Contrary to Edwin Feulner, the long- serving president of the Heritage Foundation, the most talked about and written about think tanks are not always the ones that exercise the most policy influence. It is incumbent on scholars tracking these institutions to identify how and to what extent think tanks participate in the policy-making process. Think tanks can and often do make a difference in shaping the way the public and policy-makers think about critical issues. Far more work, however, has to be done to evaluate whether these institutions are helping or hindering the efforts of the nation to rehabilitate its image at home and abroad. So long as think tanks think more about their self-interest than the national interest, it is difficult to imagine that the results from this research will be promising.
Professor Abelson will speak tonight on ‘The Changing Role of Think Tanks in American Politics’ at 5.30pm at Senate House, University of London. For more information on the event, click here.

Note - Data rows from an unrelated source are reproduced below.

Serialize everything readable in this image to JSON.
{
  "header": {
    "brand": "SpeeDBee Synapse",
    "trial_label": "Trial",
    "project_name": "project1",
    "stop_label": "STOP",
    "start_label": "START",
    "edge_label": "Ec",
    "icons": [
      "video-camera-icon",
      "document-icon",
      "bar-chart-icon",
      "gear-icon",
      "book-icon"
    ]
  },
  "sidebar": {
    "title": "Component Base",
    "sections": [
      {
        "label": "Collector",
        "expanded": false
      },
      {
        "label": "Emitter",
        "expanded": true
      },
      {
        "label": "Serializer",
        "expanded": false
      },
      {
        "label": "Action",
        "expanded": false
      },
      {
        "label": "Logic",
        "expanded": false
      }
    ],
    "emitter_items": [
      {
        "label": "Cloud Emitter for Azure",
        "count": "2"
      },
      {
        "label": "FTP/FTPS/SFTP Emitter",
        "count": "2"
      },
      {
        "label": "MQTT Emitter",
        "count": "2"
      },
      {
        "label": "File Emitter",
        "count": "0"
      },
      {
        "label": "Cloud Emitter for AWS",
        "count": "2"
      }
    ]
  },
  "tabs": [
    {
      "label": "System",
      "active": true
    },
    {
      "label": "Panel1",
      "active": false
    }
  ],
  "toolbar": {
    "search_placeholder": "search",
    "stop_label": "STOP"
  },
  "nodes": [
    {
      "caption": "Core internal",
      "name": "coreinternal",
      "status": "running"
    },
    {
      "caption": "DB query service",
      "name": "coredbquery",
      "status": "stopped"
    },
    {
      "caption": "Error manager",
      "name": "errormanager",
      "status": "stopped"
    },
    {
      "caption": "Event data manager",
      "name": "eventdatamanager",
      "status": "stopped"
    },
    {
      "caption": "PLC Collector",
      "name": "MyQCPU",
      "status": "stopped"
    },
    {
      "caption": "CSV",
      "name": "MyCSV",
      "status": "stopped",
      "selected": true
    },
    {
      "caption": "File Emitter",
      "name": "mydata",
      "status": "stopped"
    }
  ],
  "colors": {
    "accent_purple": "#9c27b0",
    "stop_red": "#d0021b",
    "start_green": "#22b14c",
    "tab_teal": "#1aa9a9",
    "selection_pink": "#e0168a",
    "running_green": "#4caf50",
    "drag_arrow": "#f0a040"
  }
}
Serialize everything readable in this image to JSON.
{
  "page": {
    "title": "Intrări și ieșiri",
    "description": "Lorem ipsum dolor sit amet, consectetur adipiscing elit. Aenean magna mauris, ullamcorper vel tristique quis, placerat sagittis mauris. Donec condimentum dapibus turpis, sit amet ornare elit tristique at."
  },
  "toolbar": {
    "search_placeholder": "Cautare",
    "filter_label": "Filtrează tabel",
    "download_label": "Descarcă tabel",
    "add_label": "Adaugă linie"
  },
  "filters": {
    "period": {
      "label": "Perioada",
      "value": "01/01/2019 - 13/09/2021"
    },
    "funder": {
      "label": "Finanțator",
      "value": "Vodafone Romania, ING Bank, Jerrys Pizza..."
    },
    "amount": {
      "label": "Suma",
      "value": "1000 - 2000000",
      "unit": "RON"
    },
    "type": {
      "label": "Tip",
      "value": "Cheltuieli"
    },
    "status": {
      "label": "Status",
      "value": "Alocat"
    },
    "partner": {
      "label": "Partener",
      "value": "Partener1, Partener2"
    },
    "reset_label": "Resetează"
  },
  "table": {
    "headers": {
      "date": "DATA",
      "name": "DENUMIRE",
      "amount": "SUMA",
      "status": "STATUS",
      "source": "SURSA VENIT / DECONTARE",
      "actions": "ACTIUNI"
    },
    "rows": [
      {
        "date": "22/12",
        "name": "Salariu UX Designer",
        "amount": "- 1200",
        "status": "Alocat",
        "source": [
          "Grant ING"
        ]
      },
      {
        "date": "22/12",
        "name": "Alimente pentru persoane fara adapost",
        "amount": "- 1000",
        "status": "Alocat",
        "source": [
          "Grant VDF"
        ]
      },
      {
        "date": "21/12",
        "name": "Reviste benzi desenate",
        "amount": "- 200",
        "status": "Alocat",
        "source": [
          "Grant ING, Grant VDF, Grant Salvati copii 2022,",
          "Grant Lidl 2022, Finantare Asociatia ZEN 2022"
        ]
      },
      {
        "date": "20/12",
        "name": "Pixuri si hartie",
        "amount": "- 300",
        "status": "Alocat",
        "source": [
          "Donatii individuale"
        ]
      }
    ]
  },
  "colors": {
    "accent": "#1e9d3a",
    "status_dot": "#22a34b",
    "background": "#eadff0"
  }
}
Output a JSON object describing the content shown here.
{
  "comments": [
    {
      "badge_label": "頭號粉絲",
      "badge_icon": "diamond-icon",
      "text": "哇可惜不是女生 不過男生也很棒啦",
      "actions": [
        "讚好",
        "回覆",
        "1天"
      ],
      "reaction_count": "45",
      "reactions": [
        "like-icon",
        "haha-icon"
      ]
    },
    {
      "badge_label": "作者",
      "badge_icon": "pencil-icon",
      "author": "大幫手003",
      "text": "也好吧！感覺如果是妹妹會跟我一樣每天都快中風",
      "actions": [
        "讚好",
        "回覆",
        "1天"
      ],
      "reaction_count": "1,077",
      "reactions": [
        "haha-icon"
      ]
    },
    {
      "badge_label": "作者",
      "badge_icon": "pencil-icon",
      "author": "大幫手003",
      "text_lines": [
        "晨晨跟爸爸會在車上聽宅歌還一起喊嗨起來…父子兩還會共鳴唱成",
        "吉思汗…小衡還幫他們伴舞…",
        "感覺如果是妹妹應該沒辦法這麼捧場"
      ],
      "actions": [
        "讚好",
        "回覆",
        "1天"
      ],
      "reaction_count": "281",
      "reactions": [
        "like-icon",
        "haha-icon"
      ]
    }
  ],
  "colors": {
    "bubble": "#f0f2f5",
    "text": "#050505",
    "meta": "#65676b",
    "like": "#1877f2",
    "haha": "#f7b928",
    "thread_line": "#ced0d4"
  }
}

From my own research into the history of think tanks – which is perhaps far less extensive than you own – I simply don’t recognise your account of how and why the system was created, how this has changed over time and how these organisations are orientated vis-a-vis the public sphere. You seem to see them as originally progressive organizations which transcended sectional interests which are only now deviating from this enlightened mission for entirely contingent reasons relating to the funding and media environment. Whereas, for instance, the work of Kim Phillips-Fein provides extensive evidence of the extent to which such projects were largely conceived of in profoundly ideological terms from the start. Likewise I think their current influence is powerfully partisan in a way which your account fails to explain or do justice to. I recognise the work which I’ve read, as well as the direction of my own limited research, might overly focus on particularly right-wing instances of these organisations but, even in terms of the specific organisations you cite, its hard not to be sceptical of your implied assertion that the enormous intellectual-infrastructural projects of billionaire magnates in early 20th century America can be seen as entirely non-political, non-partisan and non-ideological attempts to serve the national interest.